With the deep snow and freezing weather and in an effort to get this Blog up to date, I will take you back to a warmer time to recount our battle with Pest No.1, the Slug . During the prolonged dry period between April and June, they lulled us into a false sense of security until the rains came for the start of the school holidays (this is Wales after all). All those tender shoots were decimated by a plague of slime. We are trying to be as organic as possible, but even the blue supposedly organic slug pellets somehow seem wrong and roaming around in the middle of the night picking them off the lettuce plants is perhaps going too far.
There is lots of advice out there from pots filled with beer to scattering Comfrey leaves around as a sacrificial fodder, however, we were looking for a more elegant solution and it appears that it is Copper.
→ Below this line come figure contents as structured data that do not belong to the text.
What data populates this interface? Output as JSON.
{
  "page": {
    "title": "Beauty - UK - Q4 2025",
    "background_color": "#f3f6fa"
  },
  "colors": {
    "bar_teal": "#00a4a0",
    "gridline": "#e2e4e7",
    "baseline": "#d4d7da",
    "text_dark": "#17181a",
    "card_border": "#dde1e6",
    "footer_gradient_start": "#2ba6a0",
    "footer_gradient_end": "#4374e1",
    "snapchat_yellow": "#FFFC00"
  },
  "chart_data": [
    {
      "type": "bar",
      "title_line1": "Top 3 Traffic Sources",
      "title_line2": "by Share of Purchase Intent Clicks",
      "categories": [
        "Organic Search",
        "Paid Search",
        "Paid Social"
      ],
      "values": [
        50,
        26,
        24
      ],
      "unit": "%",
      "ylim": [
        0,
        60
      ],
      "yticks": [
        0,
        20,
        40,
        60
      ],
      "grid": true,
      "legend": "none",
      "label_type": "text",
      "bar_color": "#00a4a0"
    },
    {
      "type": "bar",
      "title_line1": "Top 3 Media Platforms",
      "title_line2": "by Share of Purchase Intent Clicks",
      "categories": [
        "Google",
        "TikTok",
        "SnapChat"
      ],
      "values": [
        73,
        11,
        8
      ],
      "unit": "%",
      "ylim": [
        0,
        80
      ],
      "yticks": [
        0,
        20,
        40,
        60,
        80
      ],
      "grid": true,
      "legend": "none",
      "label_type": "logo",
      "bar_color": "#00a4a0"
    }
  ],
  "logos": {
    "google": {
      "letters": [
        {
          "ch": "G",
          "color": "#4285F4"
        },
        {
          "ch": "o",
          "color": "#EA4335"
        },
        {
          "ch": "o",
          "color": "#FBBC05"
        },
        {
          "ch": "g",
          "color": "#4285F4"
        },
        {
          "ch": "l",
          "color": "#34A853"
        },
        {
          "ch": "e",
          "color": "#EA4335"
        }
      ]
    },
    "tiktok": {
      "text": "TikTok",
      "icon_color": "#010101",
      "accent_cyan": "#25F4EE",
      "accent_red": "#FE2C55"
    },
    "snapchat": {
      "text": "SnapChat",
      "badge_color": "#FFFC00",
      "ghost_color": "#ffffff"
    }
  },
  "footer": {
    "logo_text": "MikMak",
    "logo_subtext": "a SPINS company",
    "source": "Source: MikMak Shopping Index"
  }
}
Slugs do not like crossing copper as apparently they get a minor electric shock that deters them. There are many products on the market including rings for individual plants, however, we needed an industrial scale solution: copper tape.
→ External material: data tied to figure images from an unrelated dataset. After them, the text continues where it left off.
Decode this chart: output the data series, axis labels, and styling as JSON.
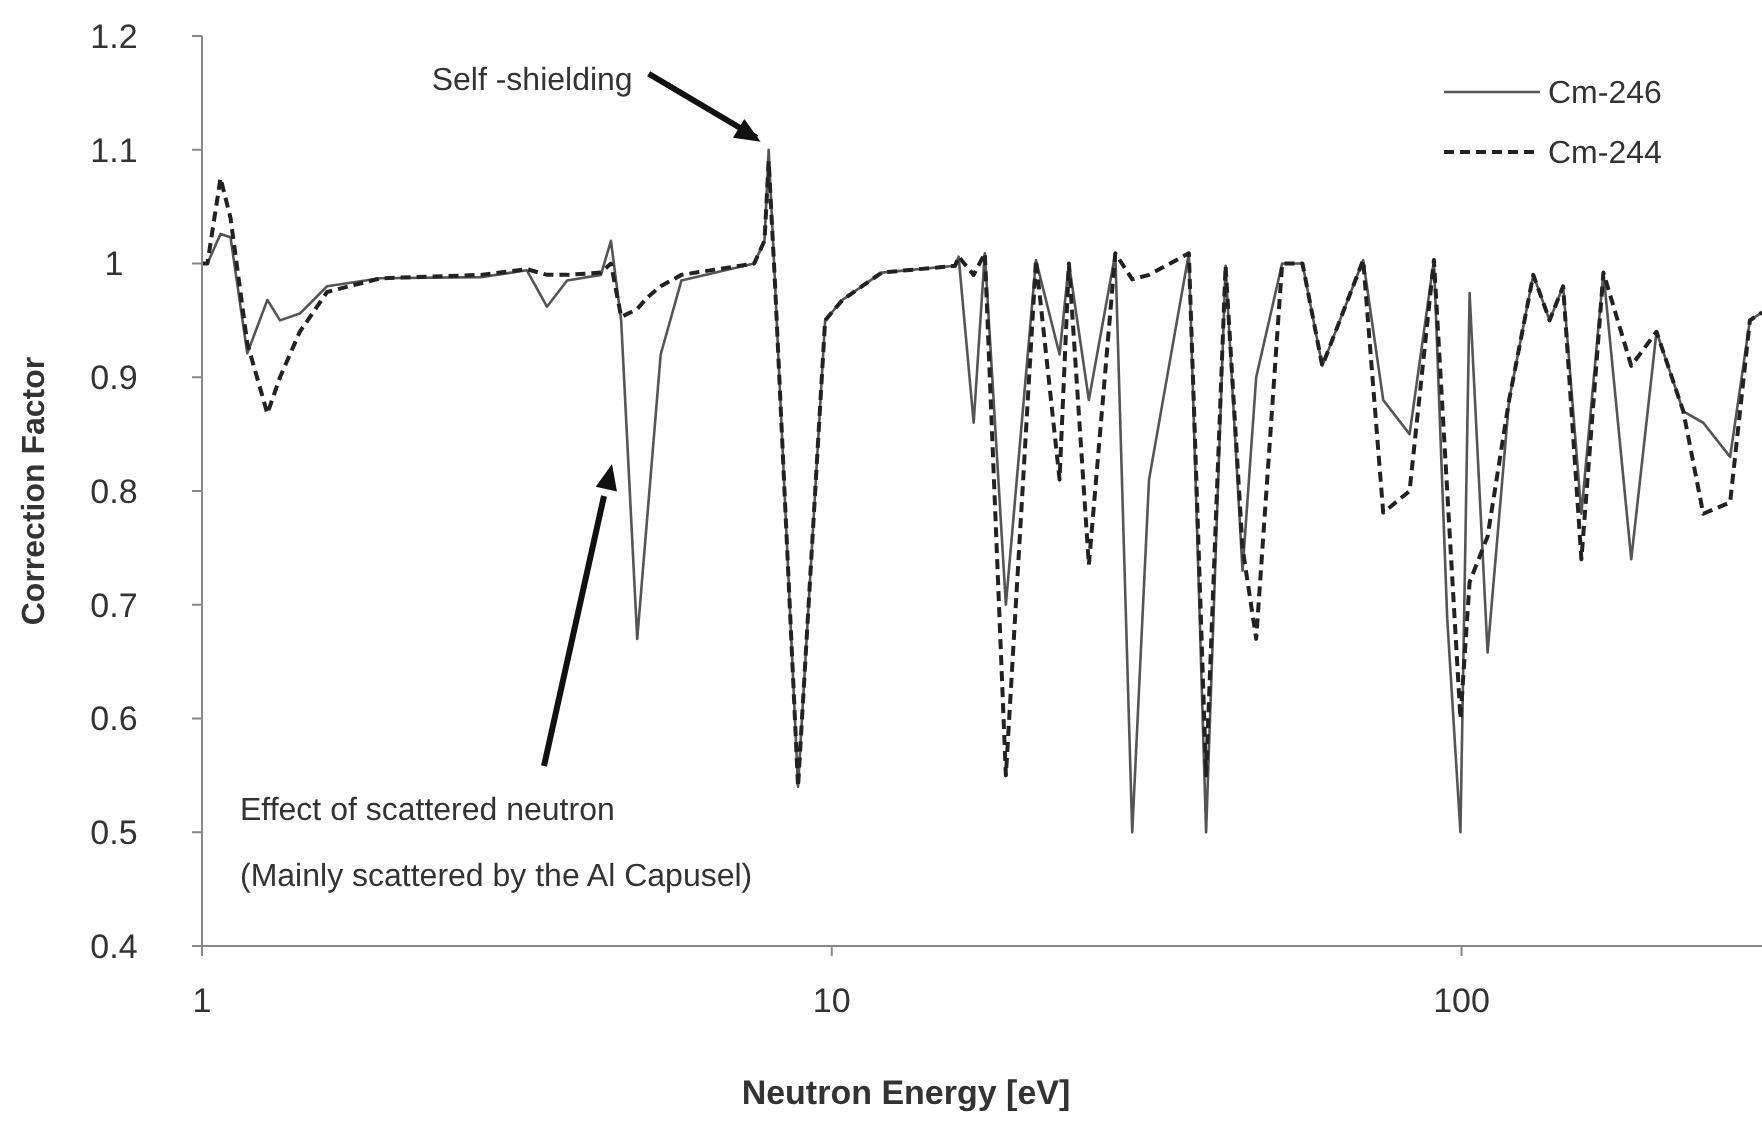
{
  "chart_data": {
    "type": "line",
    "xlabel": "Neutron Energy [eV]",
    "ylabel": "Correction Factor",
    "log": "x",
    "xlim": [
      1,
      300
    ],
    "xticks": [
      1,
      10,
      100
    ],
    "ylim": [
      0.4,
      1.2
    ],
    "yticks": [
      0.4,
      0.5,
      0.6,
      0.7,
      0.8,
      0.9,
      1,
      1.1,
      1.2
    ],
    "legend": "top right",
    "grid": false,
    "marker": "none",
    "x": [
      1,
      1.02,
      1.07,
      1.11,
      1.18,
      1.27,
      1.33,
      1.43,
      1.58,
      1.92,
      2.77,
      3.28,
      3.53,
      3.8,
      4.3,
      4.46,
      4.63,
      4.91,
      5.09,
      5.35,
      5.77,
      7.53,
      7.82,
      7.94,
      8.13,
      8.84,
      9.76,
      10.4,
      12.0,
      15.7,
      15.9,
      16.8,
      17.5,
      18.9,
      21.1,
      23.0,
      23.8,
      25.6,
      28.2,
      30.0,
      31.9,
      36.9,
      39.3,
      42.2,
      44.9,
      47.2,
      51.9,
      55.9,
      60.1,
      69.8,
      75.1,
      82.7,
      90.4,
      94.9,
      99.6,
      103,
      110,
      119,
      130,
      138,
      145,
      155,
      168,
      186,
      204,
      225,
      242,
      267,
      287,
      300
    ],
    "series": [
      {
        "name": "Cm-246",
        "color": "#555555",
        "line_style": "solid",
        "values": [
          1.0,
          1.0,
          1.026,
          1.023,
          0.921,
          0.968,
          0.95,
          0.956,
          0.98,
          0.987,
          0.988,
          0.994,
          0.962,
          0.985,
          0.99,
          1.02,
          0.95,
          0.67,
          0.775,
          0.92,
          0.985,
          1.0,
          1.02,
          1.1,
          0.98,
          0.54,
          0.95,
          0.968,
          0.992,
          0.998,
          1.006,
          0.86,
          1.009,
          0.7,
          1.003,
          0.92,
          1.0,
          0.88,
          1.009,
          0.5,
          0.81,
          1.009,
          0.5,
          0.998,
          0.73,
          0.9,
          1.0,
          1.0,
          0.91,
          1.003,
          0.88,
          0.85,
          1.003,
          0.688,
          0.5,
          0.974,
          0.658,
          0.88,
          0.99,
          0.95,
          0.98,
          0.78,
          0.992,
          0.74,
          0.94,
          0.87,
          0.86,
          0.83,
          0.95,
          0.957
        ]
      },
      {
        "name": "Cm-244",
        "color": "#222222",
        "line_style": "dashed",
        "values": [
          1.0,
          1.0,
          1.075,
          1.04,
          0.93,
          0.868,
          0.9,
          0.94,
          0.975,
          0.987,
          0.99,
          0.995,
          0.99,
          0.99,
          0.992,
          1.0,
          0.953,
          0.96,
          0.97,
          0.98,
          0.99,
          1.0,
          1.02,
          1.09,
          0.98,
          0.54,
          0.95,
          0.968,
          0.992,
          0.998,
          1.006,
          0.99,
          1.009,
          0.55,
          1.003,
          0.81,
          1.0,
          0.735,
          1.009,
          0.986,
          0.99,
          1.009,
          0.55,
          0.998,
          0.75,
          0.67,
          1.0,
          1.0,
          0.91,
          1.003,
          0.781,
          0.8,
          1.003,
          0.8,
          0.6,
          0.72,
          0.76,
          0.88,
          0.99,
          0.95,
          0.98,
          0.74,
          0.992,
          0.91,
          0.94,
          0.87,
          0.78,
          0.79,
          0.95,
          0.957
        ]
      }
    ],
    "annotations": [
      {
        "text": "Self -shielding",
        "x": 7.94,
        "y": 1.1
      },
      "Effect of scattered neutron",
      "(Mainly scattered by the Al Capusel)"
    ]
  }
}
After much research on the internet (ebay), I found a suppler of self adhesive copper tape at a fraction of the price charged by Garden Centres and Horticultural Outlets. I therefore bought enough rolls to go all around both of the raised beds and, with the help of Basil, give them a very attractive pinstripe effect (no I am not going bald, that is the equivalent of red eye on the scalp).
The proof of the pudding is in the eating (not an analogy to take to far with slugs) and so we waited for the slugs to come out of hiding and head for the restaurant thoughtfully created for them. The sequence of photos below speak for themselves....
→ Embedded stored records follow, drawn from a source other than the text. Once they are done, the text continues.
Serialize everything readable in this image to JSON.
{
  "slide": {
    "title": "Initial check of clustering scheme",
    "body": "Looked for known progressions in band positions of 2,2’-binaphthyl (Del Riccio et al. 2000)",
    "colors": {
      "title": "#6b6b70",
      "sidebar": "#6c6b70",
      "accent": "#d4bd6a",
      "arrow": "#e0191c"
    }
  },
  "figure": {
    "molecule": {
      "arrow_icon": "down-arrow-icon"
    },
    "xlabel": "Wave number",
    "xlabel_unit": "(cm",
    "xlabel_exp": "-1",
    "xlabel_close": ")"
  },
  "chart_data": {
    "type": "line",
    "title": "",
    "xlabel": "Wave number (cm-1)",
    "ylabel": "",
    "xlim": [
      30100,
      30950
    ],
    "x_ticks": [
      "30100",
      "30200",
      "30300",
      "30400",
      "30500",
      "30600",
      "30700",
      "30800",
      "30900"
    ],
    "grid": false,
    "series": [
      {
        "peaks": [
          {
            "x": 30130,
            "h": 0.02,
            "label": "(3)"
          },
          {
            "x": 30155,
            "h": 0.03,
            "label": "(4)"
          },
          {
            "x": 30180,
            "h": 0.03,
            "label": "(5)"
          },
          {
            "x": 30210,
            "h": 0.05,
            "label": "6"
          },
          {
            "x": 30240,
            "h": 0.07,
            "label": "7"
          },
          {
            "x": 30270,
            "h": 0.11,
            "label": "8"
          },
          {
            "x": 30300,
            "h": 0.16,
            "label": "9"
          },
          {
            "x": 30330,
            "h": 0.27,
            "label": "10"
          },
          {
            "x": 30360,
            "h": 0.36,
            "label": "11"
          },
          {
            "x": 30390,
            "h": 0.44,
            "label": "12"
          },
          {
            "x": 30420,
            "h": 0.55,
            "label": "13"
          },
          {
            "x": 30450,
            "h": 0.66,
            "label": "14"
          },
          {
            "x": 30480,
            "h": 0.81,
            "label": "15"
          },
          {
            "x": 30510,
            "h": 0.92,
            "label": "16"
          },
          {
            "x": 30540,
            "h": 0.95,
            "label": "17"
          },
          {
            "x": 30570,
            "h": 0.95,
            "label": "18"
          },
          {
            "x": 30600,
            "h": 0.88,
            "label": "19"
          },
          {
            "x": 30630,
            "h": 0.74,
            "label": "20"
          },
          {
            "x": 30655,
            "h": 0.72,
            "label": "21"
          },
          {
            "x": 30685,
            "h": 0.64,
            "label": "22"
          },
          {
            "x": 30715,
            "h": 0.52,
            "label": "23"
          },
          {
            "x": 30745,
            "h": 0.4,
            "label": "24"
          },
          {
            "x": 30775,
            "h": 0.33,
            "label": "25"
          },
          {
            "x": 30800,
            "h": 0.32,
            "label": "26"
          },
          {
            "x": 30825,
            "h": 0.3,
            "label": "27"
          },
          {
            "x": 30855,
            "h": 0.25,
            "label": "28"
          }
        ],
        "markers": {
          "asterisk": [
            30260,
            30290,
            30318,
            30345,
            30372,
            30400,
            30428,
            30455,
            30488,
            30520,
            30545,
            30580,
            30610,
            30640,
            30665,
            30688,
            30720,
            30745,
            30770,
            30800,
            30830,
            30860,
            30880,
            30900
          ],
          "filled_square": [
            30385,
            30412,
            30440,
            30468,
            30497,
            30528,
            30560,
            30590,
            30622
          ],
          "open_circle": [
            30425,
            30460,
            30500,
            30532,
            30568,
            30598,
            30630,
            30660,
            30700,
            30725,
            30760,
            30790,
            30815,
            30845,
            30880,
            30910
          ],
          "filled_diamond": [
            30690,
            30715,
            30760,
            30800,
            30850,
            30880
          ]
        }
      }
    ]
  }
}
However, life is never quite that simple. The larger slugs did not seem deterred by the copper tape and waltzed happily over it (to die eating slug pellets...) and I did catch the tape with my brush cutter which came off second best by quite a long way. You also have to keep the tape quite shiny with a pan scourer otherwise the oxidised surface is less effective. In other places it simply fell off where the tape did not stick too well to the timber sleepers. I think there was also a resident population of slugs in the beds that saw no reason to go and hide in the surrounding grass each night.
Next year (this year now!) I will try and paint a strip of varnish around the sleepers first to aid adhesion. I did think about 2 parallel strips a few millimetres and a battery; that really would give them a shock. Perhaps a modification for 2012. One very effective method of control is the Chickens; they simply love slugs, however, they would probably eat everything else a well! I am sure the saga will continue.